Richard Nixon’s hand, the literal one, “the gripper” as he called it, was white and damp as a fat, Georgia onion. He waved it before the crowd as if it had its own life. Dick Nixon, the boy from Yorba Linda was the keeper of that hand, the huntsman with his hawk. The hand-hawk was sly. It flew straight for the old Finnish woman, the woman with the medical stockings. She shook that hand and went straight home. She lay down in the parlor at the front of the parsonage, a room ordinarily off-limits—a place for christenings and funerals.

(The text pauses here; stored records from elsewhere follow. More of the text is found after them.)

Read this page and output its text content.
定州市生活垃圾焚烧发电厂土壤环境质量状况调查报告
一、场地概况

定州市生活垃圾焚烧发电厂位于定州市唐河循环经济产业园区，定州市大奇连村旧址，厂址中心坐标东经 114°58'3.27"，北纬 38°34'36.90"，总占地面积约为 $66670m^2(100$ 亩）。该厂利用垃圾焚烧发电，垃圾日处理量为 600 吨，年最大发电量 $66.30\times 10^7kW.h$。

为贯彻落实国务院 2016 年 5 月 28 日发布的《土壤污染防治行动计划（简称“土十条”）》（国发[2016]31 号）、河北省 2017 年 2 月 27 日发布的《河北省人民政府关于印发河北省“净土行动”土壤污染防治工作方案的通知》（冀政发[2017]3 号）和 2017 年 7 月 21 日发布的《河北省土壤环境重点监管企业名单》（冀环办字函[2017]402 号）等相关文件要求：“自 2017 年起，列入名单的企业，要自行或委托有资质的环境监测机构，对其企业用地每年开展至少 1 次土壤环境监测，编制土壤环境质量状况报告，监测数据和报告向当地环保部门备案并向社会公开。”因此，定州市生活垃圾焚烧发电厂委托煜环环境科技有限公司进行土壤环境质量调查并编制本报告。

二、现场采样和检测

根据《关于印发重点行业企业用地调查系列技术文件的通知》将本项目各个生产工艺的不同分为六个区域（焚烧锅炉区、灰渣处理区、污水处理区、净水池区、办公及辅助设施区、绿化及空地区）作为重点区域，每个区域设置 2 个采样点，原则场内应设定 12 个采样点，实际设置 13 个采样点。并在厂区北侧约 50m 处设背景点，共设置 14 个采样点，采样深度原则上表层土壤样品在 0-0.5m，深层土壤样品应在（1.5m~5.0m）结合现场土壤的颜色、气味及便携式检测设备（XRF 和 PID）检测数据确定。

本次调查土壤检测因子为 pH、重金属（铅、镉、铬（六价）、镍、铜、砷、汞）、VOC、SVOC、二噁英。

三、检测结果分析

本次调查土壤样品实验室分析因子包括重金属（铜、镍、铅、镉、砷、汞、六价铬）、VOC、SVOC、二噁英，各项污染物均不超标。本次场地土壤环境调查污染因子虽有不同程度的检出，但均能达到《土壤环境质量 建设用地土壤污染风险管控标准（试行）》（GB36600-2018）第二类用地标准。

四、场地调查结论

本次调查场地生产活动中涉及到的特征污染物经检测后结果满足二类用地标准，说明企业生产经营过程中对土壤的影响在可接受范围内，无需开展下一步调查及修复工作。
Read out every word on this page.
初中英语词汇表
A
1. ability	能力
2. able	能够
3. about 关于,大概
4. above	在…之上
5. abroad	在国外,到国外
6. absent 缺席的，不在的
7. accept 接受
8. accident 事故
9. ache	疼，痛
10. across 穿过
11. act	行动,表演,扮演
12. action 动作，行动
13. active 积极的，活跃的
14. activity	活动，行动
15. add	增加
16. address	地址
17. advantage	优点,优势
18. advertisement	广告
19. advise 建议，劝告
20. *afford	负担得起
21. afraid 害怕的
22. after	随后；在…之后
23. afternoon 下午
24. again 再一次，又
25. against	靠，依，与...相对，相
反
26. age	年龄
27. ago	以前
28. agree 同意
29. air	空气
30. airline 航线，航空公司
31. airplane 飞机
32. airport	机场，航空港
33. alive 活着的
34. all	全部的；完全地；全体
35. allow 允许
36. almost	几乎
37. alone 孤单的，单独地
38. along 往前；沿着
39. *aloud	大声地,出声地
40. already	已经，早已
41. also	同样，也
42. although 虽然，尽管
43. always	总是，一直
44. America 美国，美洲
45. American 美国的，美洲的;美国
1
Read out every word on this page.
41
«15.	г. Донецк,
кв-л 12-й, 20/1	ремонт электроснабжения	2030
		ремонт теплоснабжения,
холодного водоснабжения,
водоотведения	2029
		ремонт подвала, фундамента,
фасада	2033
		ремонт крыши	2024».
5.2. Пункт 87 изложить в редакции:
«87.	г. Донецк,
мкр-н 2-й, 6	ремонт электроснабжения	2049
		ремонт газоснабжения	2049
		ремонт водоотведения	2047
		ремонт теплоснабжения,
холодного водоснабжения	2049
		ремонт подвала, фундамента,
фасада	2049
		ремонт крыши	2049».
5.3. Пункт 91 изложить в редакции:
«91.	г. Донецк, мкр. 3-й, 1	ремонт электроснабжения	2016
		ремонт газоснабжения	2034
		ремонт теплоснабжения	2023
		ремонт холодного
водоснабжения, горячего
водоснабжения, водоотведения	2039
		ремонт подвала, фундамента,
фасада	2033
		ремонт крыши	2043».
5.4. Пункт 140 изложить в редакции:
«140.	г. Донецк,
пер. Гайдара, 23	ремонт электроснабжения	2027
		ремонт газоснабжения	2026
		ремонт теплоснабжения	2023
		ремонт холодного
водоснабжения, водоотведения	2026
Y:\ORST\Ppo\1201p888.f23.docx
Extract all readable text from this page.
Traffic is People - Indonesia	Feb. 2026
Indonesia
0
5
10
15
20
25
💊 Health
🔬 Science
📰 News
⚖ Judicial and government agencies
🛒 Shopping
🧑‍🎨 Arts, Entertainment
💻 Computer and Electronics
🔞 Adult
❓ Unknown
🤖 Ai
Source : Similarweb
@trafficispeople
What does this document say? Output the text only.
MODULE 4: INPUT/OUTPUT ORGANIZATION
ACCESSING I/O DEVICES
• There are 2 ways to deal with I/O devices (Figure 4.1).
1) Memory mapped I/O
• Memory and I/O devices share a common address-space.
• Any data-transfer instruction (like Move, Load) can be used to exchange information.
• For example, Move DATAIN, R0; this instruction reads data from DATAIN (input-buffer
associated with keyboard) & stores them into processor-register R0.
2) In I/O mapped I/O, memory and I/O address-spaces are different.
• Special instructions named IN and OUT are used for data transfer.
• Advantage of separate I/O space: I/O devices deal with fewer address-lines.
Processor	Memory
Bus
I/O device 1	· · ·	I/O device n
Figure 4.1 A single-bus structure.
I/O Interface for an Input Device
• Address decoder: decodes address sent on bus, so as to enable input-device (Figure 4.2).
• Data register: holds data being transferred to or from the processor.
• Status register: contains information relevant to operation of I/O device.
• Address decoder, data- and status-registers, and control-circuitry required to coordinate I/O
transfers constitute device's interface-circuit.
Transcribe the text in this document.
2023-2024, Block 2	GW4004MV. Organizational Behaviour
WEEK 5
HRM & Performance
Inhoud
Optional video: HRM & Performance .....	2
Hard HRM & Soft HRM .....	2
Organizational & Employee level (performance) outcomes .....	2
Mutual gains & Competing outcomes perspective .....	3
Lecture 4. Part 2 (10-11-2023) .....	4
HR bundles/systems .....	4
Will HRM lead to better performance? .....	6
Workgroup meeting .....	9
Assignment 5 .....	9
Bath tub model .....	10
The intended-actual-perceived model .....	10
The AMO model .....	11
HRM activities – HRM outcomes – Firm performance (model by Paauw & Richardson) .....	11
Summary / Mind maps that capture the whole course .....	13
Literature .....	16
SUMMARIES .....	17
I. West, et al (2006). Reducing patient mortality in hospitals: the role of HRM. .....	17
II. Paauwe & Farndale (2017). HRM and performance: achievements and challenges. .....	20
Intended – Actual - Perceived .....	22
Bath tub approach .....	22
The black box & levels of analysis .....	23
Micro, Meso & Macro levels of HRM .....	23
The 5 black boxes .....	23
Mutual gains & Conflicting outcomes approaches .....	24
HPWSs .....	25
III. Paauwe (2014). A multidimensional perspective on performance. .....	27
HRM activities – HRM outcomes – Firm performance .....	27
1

Sometimes, without warning, resignation steals over the most spiritual women. She lay in a broad sunbeam and saw in the spinning motes tiny figures of faith and distrust. Nixon’s witch hunts thrilled the religious Finnish Americans, at last someone was speaking their language. And after all those years of listening to Roosevelt my grandmother was more than a little wild to see creeping socialism spaded over in Whittaker Chamber’s pumpkin patch.

Seasons of devotion pass. I once knew a man who made his living repairing television sets. He made house calls in the country, visiting farmhouses. He drove a station wagon that featured on its roof a tall, illuminated plastic Jesus. You could see his glowing yellow savior across the far fields. One day his Jesus was gone. He didn’t replace it with anything. There was a cover of duct tape across the spot where Jesus once stood. When asked he said he’d given the figure to a school for retarded children.

My grandmother was a reader of the Finnish language press and the Missouri Synod church calendar. She didn’t own a television and so didn’t hear of Nixon’s TV address to the nation concerning his slush fund and his little dog “Checkers”.

She was washing dishes with one hand when Mrs. Lehtinen arrived at the parsonage with a basket of cardamom bread. They spoke of the births and deaths; the drinking of certain men; the lurid story of a local teacher. When Mrs. Lehtinen ventured to Nixon’s speech and his emotional plea to the nation with reference to his little dog—well, Nixon’s hand fell from brainchild into essence. My grandmother saw Mr. Nixon fondling a dog in all its prime reality, saw the Nixon Hand stroking thousands, maybe millions of dogs, dogs across the nation from Maine to California.

Mrs. Lehtinen could see a magpie through the kitchen window, a peculiar bird, rare in Peabody. It was dancing sideways on a telephone wire. When she looked back she beheld a woman who was shivering though her hands were deep in steaming suds and the noon sun was flooding the room.